Mamá se dio cuenta de que ya carecía de argumentos e intentó suavizar las cosas porque no quería simplemente decir que no; me estaba expresando sus mortificaciones, que quizá eran válidas—o muy válidas—, pero también lo decía como si ella nunca hubiera tenido mi edad.
«¿Sirens fue en los ochenta o en los noventa?»
«¿Hubo algo malo en esa década?»
«Debí haberme preparado mejor para esta conversación.»
Mientras seguía absorta en mis pensamientos, mamá intentó una nueva estrategia para distraerme.
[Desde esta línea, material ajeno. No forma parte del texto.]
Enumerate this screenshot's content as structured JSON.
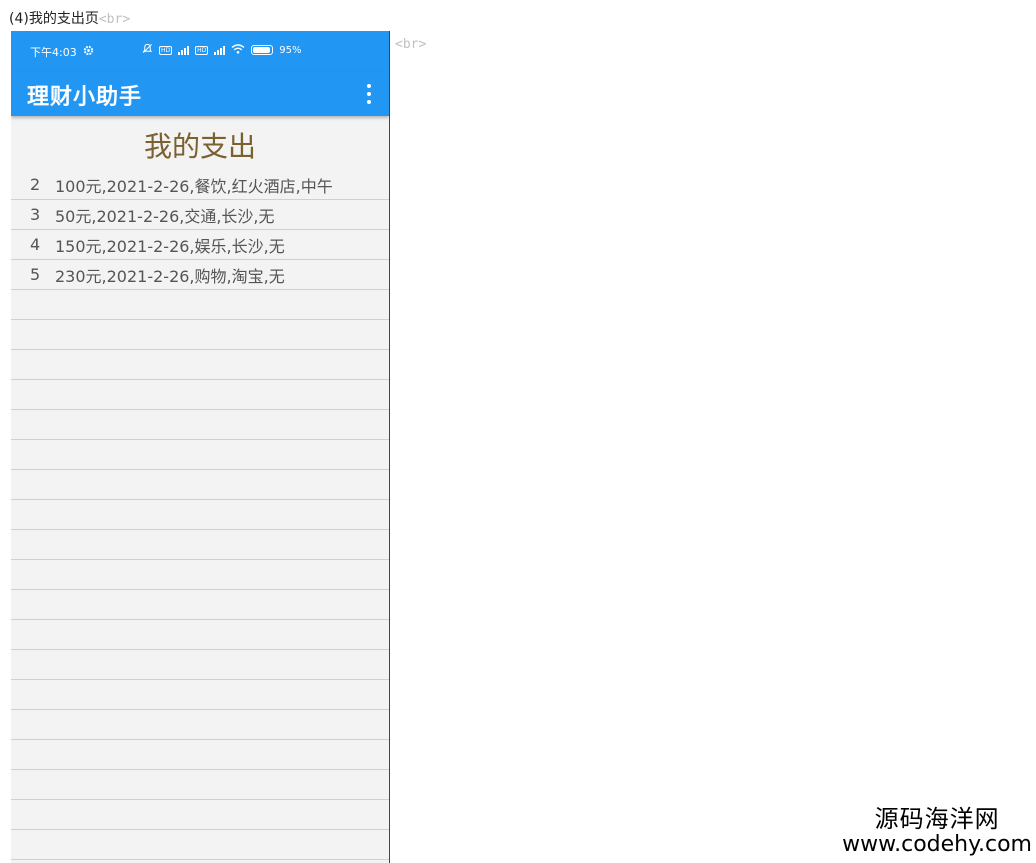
{
  "caption": {
    "text": "(4)我的支出页",
    "br_tag": "<br>"
  },
  "right_br_tag": "<br>",
  "status_bar": {
    "time": "下午4:03",
    "battery": "95%",
    "icons": [
      "settings-icon",
      "notification-muted-icon",
      "hd-icon",
      "signal-4g-icon",
      "wifi-icon",
      "battery-icon"
    ]
  },
  "app_bar": {
    "title": "理财小助手",
    "menu_icon": "more-vert-icon"
  },
  "heading": "我的支出",
  "expenses": [
    {
      "index": "2",
      "text": "100元,2021-2-26,餐饮,红火酒店,中午"
    },
    {
      "index": "3",
      "text": "50元,2021-2-26,交通,长沙,无"
    },
    {
      "index": "4",
      "text": "150元,2021-2-26,娱乐,长沙,无"
    },
    {
      "index": "5",
      "text": "230元,2021-2-26,购物,淘宝,无"
    }
  ],
  "watermark": {
    "cn": "源码海洋网",
    "url": "www.codehy.com"
  },
  "colors": {
    "primary": "#2196f3",
    "heading": "#7a6130",
    "background": "#f3f3f3"
  }
}
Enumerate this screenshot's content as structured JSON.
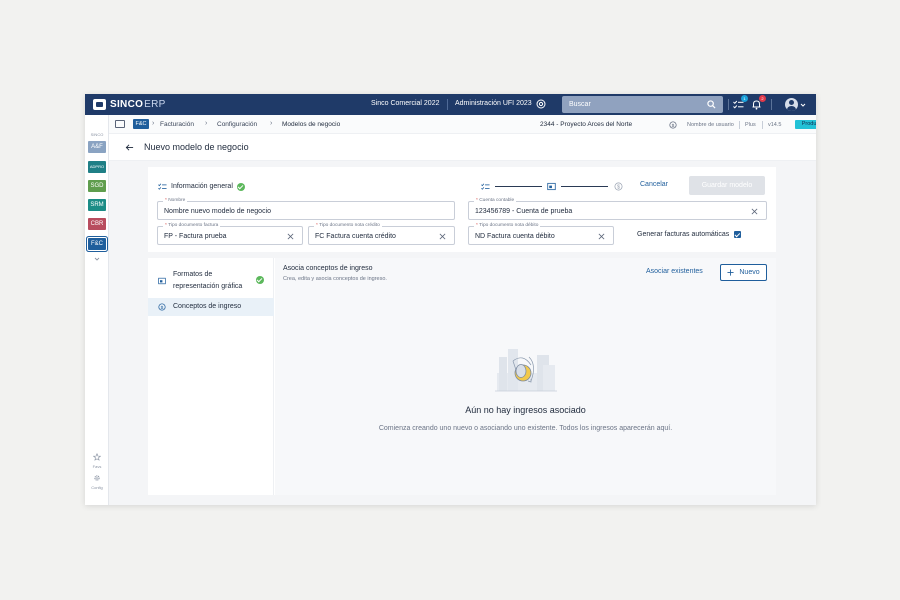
{
  "topbar": {
    "brand_bold": "SINCO",
    "brand_light": "ERP",
    "company": "Sinco Comercial 2022",
    "admin": "Administración UFI 2023",
    "search_placeholder": "Buscar",
    "tasks_badge": "1",
    "notifications_badge": "2"
  },
  "rail": {
    "title": "SINCO",
    "modules": [
      {
        "label": "A&F",
        "color": "#8aa3c2"
      },
      {
        "label": "ADPRO",
        "color": "#1f7f86"
      },
      {
        "label": "SGD",
        "color": "#5f9d4d"
      },
      {
        "label": "SRM",
        "color": "#1b8c86"
      },
      {
        "label": "CBR",
        "color": "#b84c5e"
      },
      {
        "label": "F&C",
        "color": "#1f5e9c"
      }
    ],
    "favorites_label": "Favs",
    "config_label": "Config"
  },
  "breadcrumb": {
    "module_chip": "F&C",
    "items": [
      "Facturación",
      "Configuración",
      "Modelos de negocio"
    ],
    "project": "2344 - Proyecto Arces del Norte",
    "username": "Nombre de usuario",
    "plan": "Plus",
    "version": "v14.5",
    "environment": "Producción"
  },
  "page": {
    "title": "Nuevo modelo de negocio"
  },
  "general_info": {
    "section_label": "Información general",
    "cancel_label": "Cancelar",
    "save_label": "Guardar modelo",
    "fields": {
      "name": {
        "label": "Nombre",
        "value": "Nombre nuevo modelo de negocio"
      },
      "account": {
        "label": "Cuenta contable",
        "value": "123456789 - Cuenta de prueba"
      },
      "invoice_doc": {
        "label": "Tipo documento factura",
        "value": "FP - Factura prueba"
      },
      "credit_doc": {
        "label": "Tipo documento nota crédito",
        "value": "FC Factura cuenta crédito"
      },
      "debit_doc": {
        "label": "Tipo documento nota débito",
        "value": "ND Factura cuenta débito"
      }
    },
    "auto_invoice_label": "Generar facturas automáticas",
    "auto_invoice_checked": true
  },
  "side_nav": {
    "items": [
      {
        "label": "Formatos de representación gráfica",
        "completed": true
      },
      {
        "label": "Conceptos de ingreso",
        "active": true
      }
    ]
  },
  "concepts": {
    "title": "Asocia conceptos de ingreso",
    "subtitle": "Crea, edita y asocia conceptos de ingreso.",
    "associate_label": "Asociar existentes",
    "new_label": "Nuevo",
    "empty_title": "Aún no hay ingresos asociado",
    "empty_description": "Comienza creando uno nuevo o asociando uno existente. Todos los ingresos aparecerán aquí."
  }
}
“Mira, deberías aprender de Jacob; él siempre es tan ecuánime”, añadió mamá con una sonrisa que me cayó como un balde de agua fría.
“¿De Jacob? Tiene veintitrés años y todos los días se viste de traje. Además, ¿cómo sabes que no era diferente a sus diecisiete?”
“A los diecisiete ya había entrado a la universidad”, intervino él, con aire de suficiencia y esa sonrisa ladeada que me sacaba de quicio.
Papá brillaba de orgullo al escucharlo y yo sólo rodé los ojos.
“Ay, por Dios, ¿quién te invitó?” fue lo único que se me ocurrió decir, aunque ya sabía que mis réplicas nunca estaban a la altura cuando se trataba de él.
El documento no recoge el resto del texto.